Thai Justice Minister Tawee Sodsong tried to polish this turd of a decision by promising that the foreign minister would personally check on the deportees — maybe even bring the media along for a carefully staged photo op. Good luck with that. China’s not exactly known for rolling out the red carpet to outside scrutiny.

This isn’t Thailand’s first rodeo with Uighur deportations, either. In 2015, it sent 100 back to China, a move some link to the bombing of Bangkok’s Erawan Shrine a month later — a brutal attack that killed 20 and left a scar on the city.

Thai officials at the time pinned it on a human trafficking crackdown, steering clear of directly blaming the Uighur issue. But the timing raised eyebrows, and two Uighur men are still slogging through a delayed trial over the attack. Coincidence? Maybe. Convenient? Definitely.

Phumtham’s claim that this deportation frees the Uighurs to “return to normal lives with relatives, husbands, wives, and children” is a sick joke. Normal life isn’t an option in Xinjiang, where families are surveilled, dissenters vanish, and even prayer can land you in a cell.
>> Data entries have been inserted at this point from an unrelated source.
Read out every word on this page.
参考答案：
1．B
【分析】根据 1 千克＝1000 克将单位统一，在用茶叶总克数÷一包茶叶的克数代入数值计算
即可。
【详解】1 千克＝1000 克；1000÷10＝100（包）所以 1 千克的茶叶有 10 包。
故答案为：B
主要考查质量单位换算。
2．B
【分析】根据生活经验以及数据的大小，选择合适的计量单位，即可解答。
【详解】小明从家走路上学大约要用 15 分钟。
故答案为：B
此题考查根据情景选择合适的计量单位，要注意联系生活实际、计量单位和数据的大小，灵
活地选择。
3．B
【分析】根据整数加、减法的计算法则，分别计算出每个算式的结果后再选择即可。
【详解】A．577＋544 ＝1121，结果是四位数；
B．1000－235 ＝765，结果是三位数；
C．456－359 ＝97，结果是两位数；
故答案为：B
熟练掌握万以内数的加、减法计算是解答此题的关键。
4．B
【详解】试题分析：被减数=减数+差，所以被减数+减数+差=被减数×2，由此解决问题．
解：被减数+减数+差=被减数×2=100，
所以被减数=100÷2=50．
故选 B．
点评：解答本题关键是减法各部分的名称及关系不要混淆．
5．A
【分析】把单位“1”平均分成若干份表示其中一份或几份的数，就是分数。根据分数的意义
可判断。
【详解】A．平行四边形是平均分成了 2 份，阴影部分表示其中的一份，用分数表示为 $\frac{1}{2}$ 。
Thailand didn’t solve a problem — it dumped it on China’s doorstep, knowing full well the misery that awaits.

The Thai government’s spin might fool some at home, but the world sees through it. This wasn’t goodwill. It was a craven bow to a bully, a trade of human lives for whatever scraps of favor Beijing dangled. Thailand’s leaders can dress it up in press conferences and promises of follow-up visits, but the stench of this decision won’t wash off. And China? It’s laughing all the way to the next crackdown.